As billionaire Elon Musk and his Department of Government Efficiency take a look at one of the federal government’s most-disliked agencies, the Internal Revenue Service, some point to a persistent problem: the tax gap.
The tax gap is the difference between what taxpayers pay the IRS voluntarily and on time and what they actually owe the IRS. The projected annual gross tax gap for tax year 2022 was $696 billion, with about $90 billion of that paid late or through IRS enforcement, according to the IRS.
The problem has been around for decades and is growing. From 2014 to 2016, the IRS estimated the tax gap was about $496 billion each year, according to a 2024 report from the U.S. Government Accountability Office.
At $696 billion, the tax gap is enough money to fund the federal food assistance program, known as the Supplemental Nutrition Assistance Program, for about 5.7 years. For additional context, the U.S. Department of Defense has asked Congress for $849.8 billion for fiscal year 2025.
Marc Goldwein, an economist with the Committee for A Responsible Federal Budget, offered a tip to DOGE staffers as they focus on the IRS.
“There’s a $600 billion tax gap – a lot of it from tax fraud,” he wrote on X. “And there’s lots we can do to reduce that number, including by updating IRS IT, making sure we have enough agents, and changing some of the rules and procedures.”
A 2024 GAO report produced a similar conclusion.
In 2023, Congress appropriated about $80 billion to the IRS through the Inflation Reduction Act to expand operational support, modernize systems, enhance customer service, and improve tax enforcement. The GAO, which serves as the research arm for Congress, asked the IRS to connect that new funding to addressing the tax gap.
“Linking compliance strategies with data would help provide assurance that IRS is effectively allocating enforcement resources,” according to the GAO report. “For example, the [IRS] plan does not address sole proprietor noncompliance, which is one of the largest areas of tax noncompliance.”
Sole proprietors with little or no third-party reporting to the IRS are a big part of the tax gap.
“IRS has reported that the extent to which individual taxpayers accurately report their income is closely correlated with third-party reporting of income to taxpayers and IRS by third parties such as employers,” according to the report.

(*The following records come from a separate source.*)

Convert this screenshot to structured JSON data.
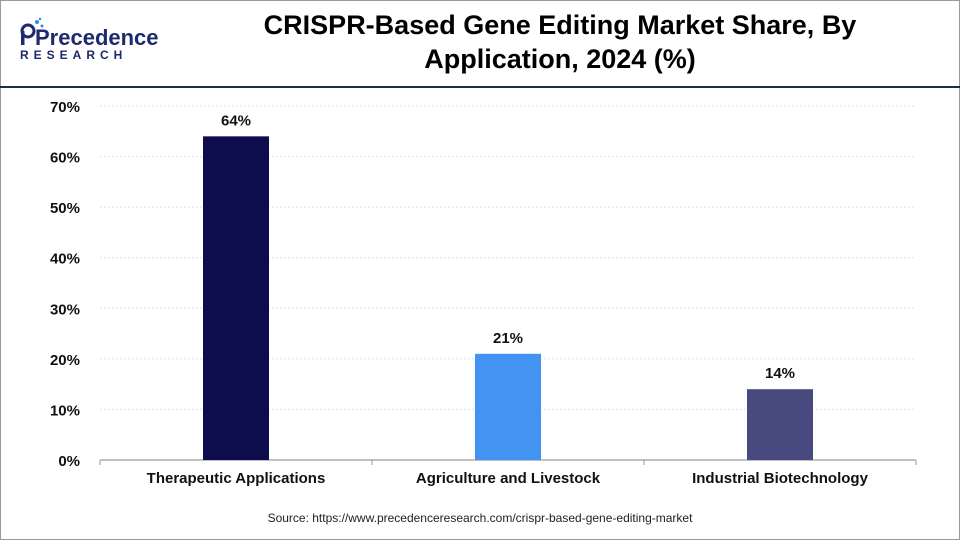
{
  "header": {
    "logo_word": "Precedence",
    "logo_sub": "RESEARCH",
    "title_line1": "CRISPR-Based Gene Editing Market Share, By",
    "title_line2": "Application, 2024 (%)"
  },
  "footer": {
    "source": "Source: https://www.precedenceresearch.com/crispr-based-gene-editing-market"
  },
  "chart_data": {
    "type": "bar",
    "title": "CRISPR-Based Gene Editing Market Share, By Application, 2024 (%)",
    "categories": [
      "Therapeutic Applications",
      "Agriculture and Livestock",
      "Industrial Biotechnology"
    ],
    "values": [
      64,
      21,
      14
    ],
    "value_labels": [
      "64%",
      "21%",
      "14%"
    ],
    "bar_colors": [
      "#0d0d4d",
      "#4293f2",
      "#47497f"
    ],
    "ylim": [
      0,
      70
    ],
    "yticks": [
      0,
      10,
      20,
      30,
      40,
      50,
      60,
      70
    ],
    "ytick_labels": [
      "0%",
      "10%",
      "20%",
      "30%",
      "40%",
      "50%",
      "60%",
      "70%"
    ],
    "grid": true,
    "legend": "none"
  }
}
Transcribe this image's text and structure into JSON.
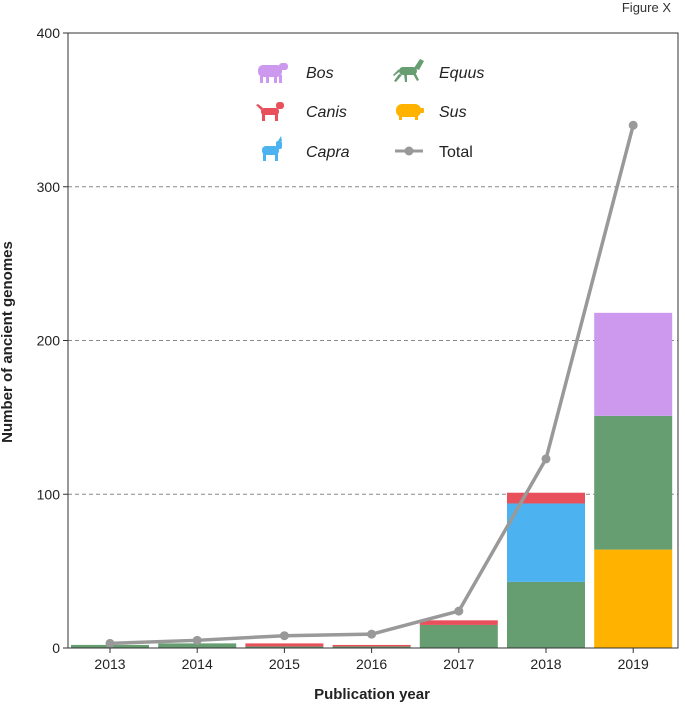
{
  "figure_label": "Figure X",
  "colors": {
    "Bos": "#cc99ee",
    "Canis": "#e8505b",
    "Capra": "#4db3f0",
    "Equus": "#669e72",
    "Sus": "#ffb300",
    "Total": "#999999",
    "grid": "#888888",
    "axis": "#333333"
  },
  "chart_data": {
    "type": "bar",
    "stacked": true,
    "title": "",
    "xlabel": "Publication year",
    "ylabel": "Number of ancient genomes",
    "categories": [
      "2013",
      "2014",
      "2015",
      "2016",
      "2017",
      "2018",
      "2019"
    ],
    "ylim": [
      0,
      400
    ],
    "yticks": [
      0,
      100,
      200,
      300,
      400
    ],
    "gridlines": [
      100,
      200,
      300
    ],
    "series": [
      {
        "name": "Sus",
        "italic": true,
        "values": [
          0,
          0,
          0,
          0,
          0,
          0,
          64
        ]
      },
      {
        "name": "Equus",
        "italic": true,
        "values": [
          2,
          3,
          1,
          1,
          15,
          43,
          87
        ]
      },
      {
        "name": "Capra",
        "italic": true,
        "values": [
          0,
          0,
          0,
          0,
          0,
          51,
          0
        ]
      },
      {
        "name": "Canis",
        "italic": true,
        "values": [
          0,
          0,
          2,
          1,
          3,
          7,
          0
        ]
      },
      {
        "name": "Bos",
        "italic": true,
        "values": [
          0,
          0,
          0,
          0,
          0,
          0,
          67
        ]
      }
    ],
    "line_series": {
      "name": "Total",
      "italic": false,
      "values": [
        3,
        5,
        8,
        9,
        24,
        123,
        340
      ]
    },
    "legend": {
      "position": "top-center",
      "columns": [
        [
          "Bos",
          "Canis",
          "Capra"
        ],
        [
          "Equus",
          "Sus",
          "Total"
        ]
      ]
    }
  }
}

Individual underreporting accounts for the largest share of the tax gap. According to IRS’s tax years 2014-2016 estimate, 80% of the gross tax gap – about $398 billion – is a result of income underreporting by individuals and pass-through businesses, according to the GAO report.
The GAO report said the IRS also needs to look at the underlying causes of noncompliance, which can range from honest mistakes to outright fraud.
“IRS has not taken steps to understand the specific causes of undetected noncompliance,” according to the report.
The report noted that more needs to be done to address the tax gap.
“Taxpayers fail to pay hundreds of billions of dollars in taxes every year, and even a modest reduction in the tax gap would yield significant financial benefits,” according to the report. “However, reducing the tax gap continues to be a challenging task for IRS and Congress.”